Das heißt, der von Safatle interpretierte Adorno ist revolutionär, auch wenn er sich aufgrund spezifischer Probleme – repressiver Tendenzen in ihnen – von den deutschen radikalen Bewegungen distanziert hat und Safatle Adorno gegenüber einwendet, dass diese Probleme durch die Entwicklung des Politischen hätten überwunden werden können Fächer. Es wäre Aufgabe einer Theorie der Emergenz, die möglichen Transformationen zu verstehen, „die zur Entstehung von Subjekten führen, die in ihren Handlungen auf die konkreten Bedingungen und Herausforderungen der Praxis in ihrer Vielfalt an Situationen reagieren“ (S. 208).

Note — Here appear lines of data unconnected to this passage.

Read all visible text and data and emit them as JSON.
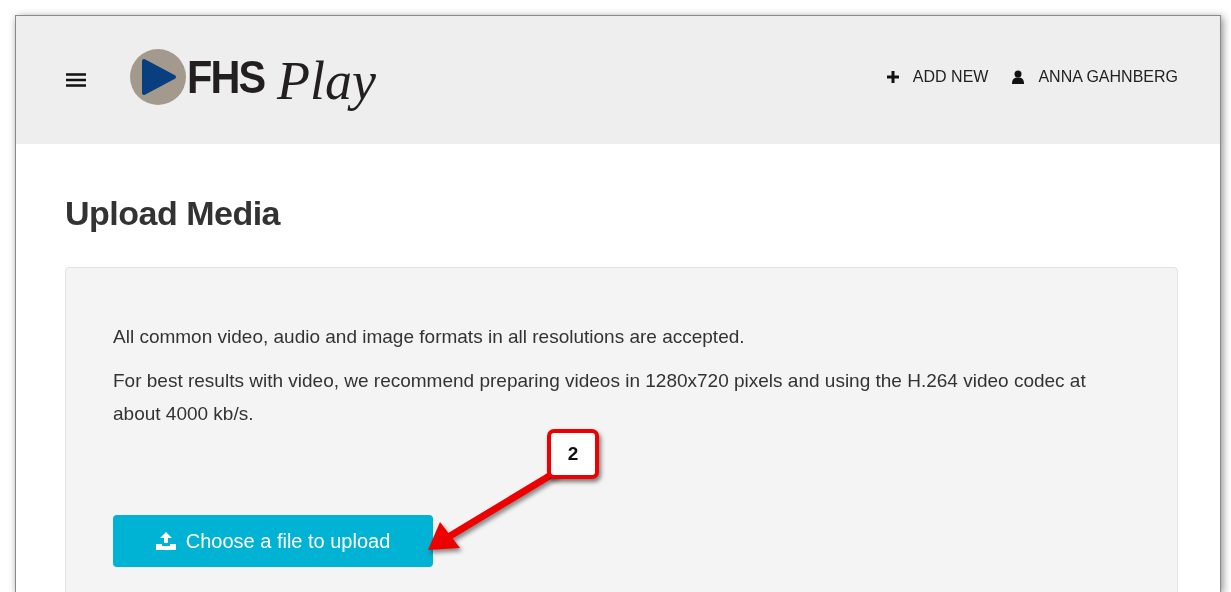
{
  "header": {
    "logo": {
      "brand": "FHS",
      "product": "Play"
    },
    "nav": [
      {
        "kind": "add",
        "label": "ADD NEW"
      },
      {
        "kind": "user",
        "label": "ANNA GAHNBERG"
      }
    ]
  },
  "page_title": "Upload Media",
  "panel": {
    "paragraphs": [
      "All common video, audio and image formats in all resolutions are accepted.",
      "For best results with video, we recommend preparing videos in 1280x720 pixels and using the H.264 video codec at about 4000 kb/s."
    ],
    "upload_button": {
      "label": "Choose a file to upload"
    }
  },
  "annotation": {
    "label": "2"
  }
}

Es müssen zwei Fragen gestellt werden: Die erste ist, ob diese – die revolutionäre Option – in gewisser Weise dem Adornschen Werk entspricht oder ob es der Interpret ist, der hier vom Mitleid eines anderen spricht; Die zweite ist, wenn die erste Antwort negativ ist und Paulo Arantes parodiert, ob dies ein falscher Adorno wäre, aber noch am Leben.

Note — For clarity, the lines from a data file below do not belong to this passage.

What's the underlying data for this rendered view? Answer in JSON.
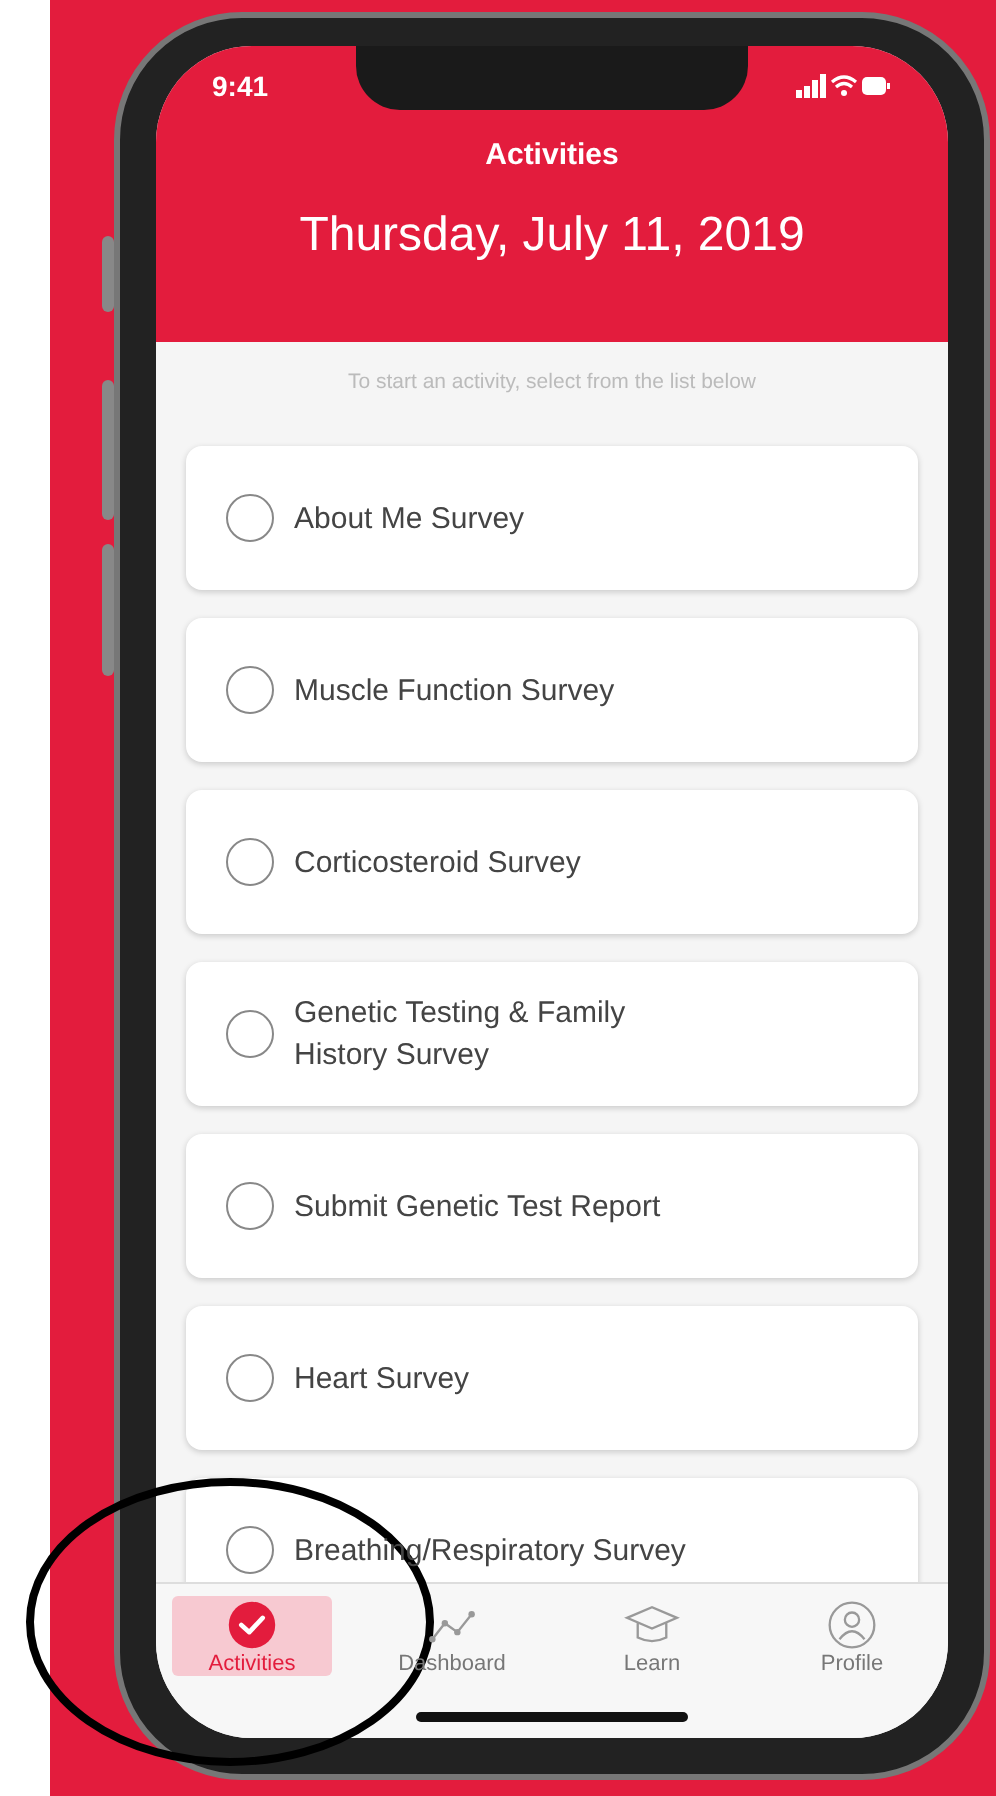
{
  "status_bar": {
    "time": "9:41"
  },
  "header": {
    "title": "Activities",
    "date": "Thursday, July 11, 2019"
  },
  "hint": "To start an activity, select from the list below",
  "activities": [
    {
      "label": "About Me Survey",
      "checked": false
    },
    {
      "label": "Muscle Function Survey",
      "checked": false
    },
    {
      "label": "Corticosteroid Survey",
      "checked": false
    },
    {
      "label": "Genetic Testing & Family History Survey",
      "checked": false
    },
    {
      "label": "Submit Genetic Test Report",
      "checked": false
    },
    {
      "label": "Heart Survey",
      "checked": false
    },
    {
      "label": "Breathing/Respiratory Survey",
      "checked": false
    }
  ],
  "tabs": [
    {
      "label": "Activities",
      "kind": "check",
      "selected": true
    },
    {
      "label": "Dashboard",
      "kind": "chart",
      "selected": false
    },
    {
      "label": "Learn",
      "kind": "cap",
      "selected": false
    },
    {
      "label": "Profile",
      "kind": "person",
      "selected": false
    }
  ]
}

Adorno spricht nicht von einer Emergenztheorie, und es ist Marcuse, nicht er, der sich immer wieder fragen wird, ob ein anderer gesellschaftlicher Akteur entsteht, der die revolutionäre Rolle beerben könnte, die einst dem Proletariat zukam. Warum kümmerte sich Adorno nicht darum? Denn die Integration des Proletariats ist nur einer der Faktoren, durch die die Emanzipation blockiert wurde. Selbst wenn es ein potenziell revolutionäres Subjekt gäbe – die Studenten? Die neuen Bürgerbewegungen von Frauen, Schwarzen, Homosexuellen? Der Pöbel, die prekären Arbeiter? – die Barrikaden würden weiterhin „lächerlich gegen diejenigen sein, die die Bombe verwalten“ (MzTP, S. 771), und die Subjektivität dieses Subjekts würde durch die Kulturindustrie geprägt (die das Proletariat des XNUMX. Jahrhunderts offensichtlich nicht hatte). ).

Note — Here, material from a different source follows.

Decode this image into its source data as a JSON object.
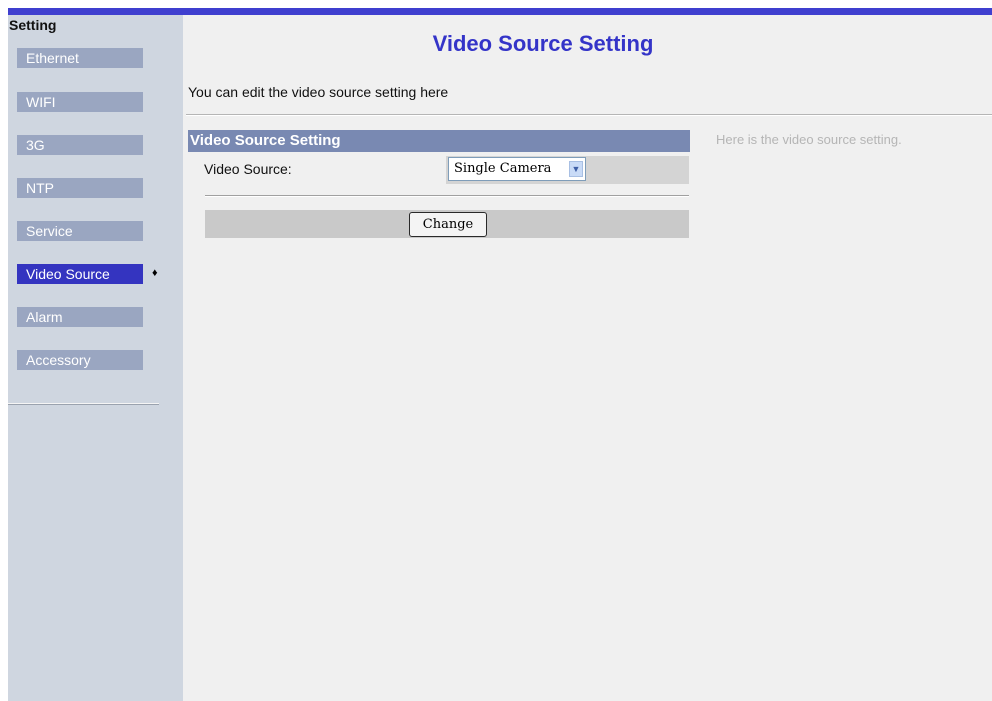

Aus diesem Grund wäre jede kurzfristige radikale Transformationsbewegung zum Scheitern verurteilt. Wie Schwarz in einer von Safatle zitierten Passage feststellt, „sind die Blockade der revolutionären Lösung und die Sterilität der Wahlpolitik Diagnosen, keine Präferenzen“ (Schwarz, S. 50). Nicht weil ihm die Revolution missfiel, hielt Adorno sie für unmöglich, für blockiert. Aber wenn man sich darüber im Klaren ist, dass die Revolution nicht kommen würde, muss man sich fragen, was eigentlich möglich ist, wenn die negative Dialektik nicht zu einem bloßen „traurigen Gesang der Endlichkeit“ (S. 19) werden will, der Klage um eine Emanzipation, die nicht kam.

Safatle rebelliert gegen die Adornsche Strategie, das kleinere Übel zu ertragen, um das Schlimmste zu vermeiden (S. 211), meint aber, dass dies ein Detail im Werk des Frankfurter Künstlers sei und nicht eines seiner charakteristischen Merkmale. Er schreit, dass „es keine Versöhnung oder Verhandlung mit solidarischen Formen der gesellschaftlichen Reproduktion eines falschen Lebens gibt, das mit den allgemeinen Strukturen der Verdinglichung und Entfremdung verbunden ist, die dem kapitalistischen System eigen sind“ (S. 26), da dies bedeuten würde, den Horizont von zu akzeptieren Krisenmanagement.

Aber es ist schlimmer, viel schlimmer als Sie denken. Der Kapitalismus ist so schrecklich, dass er es schafft, die Ausgänge seiner Qual zu verschließen. Und dagegen haben sich alle Alternativen und Vorschläge als harmlos erwiesen. In dieser Situation nimmt der Frankfurter Denker mit viel Vernunft eine realistische, reformistische und sozialdemokratische Haltung ein (natürlich näher an der radikalen Sozialdemokratie des frühen XNUMX. Jahrhunderts als an jenem späten Nachkriegseuropa). .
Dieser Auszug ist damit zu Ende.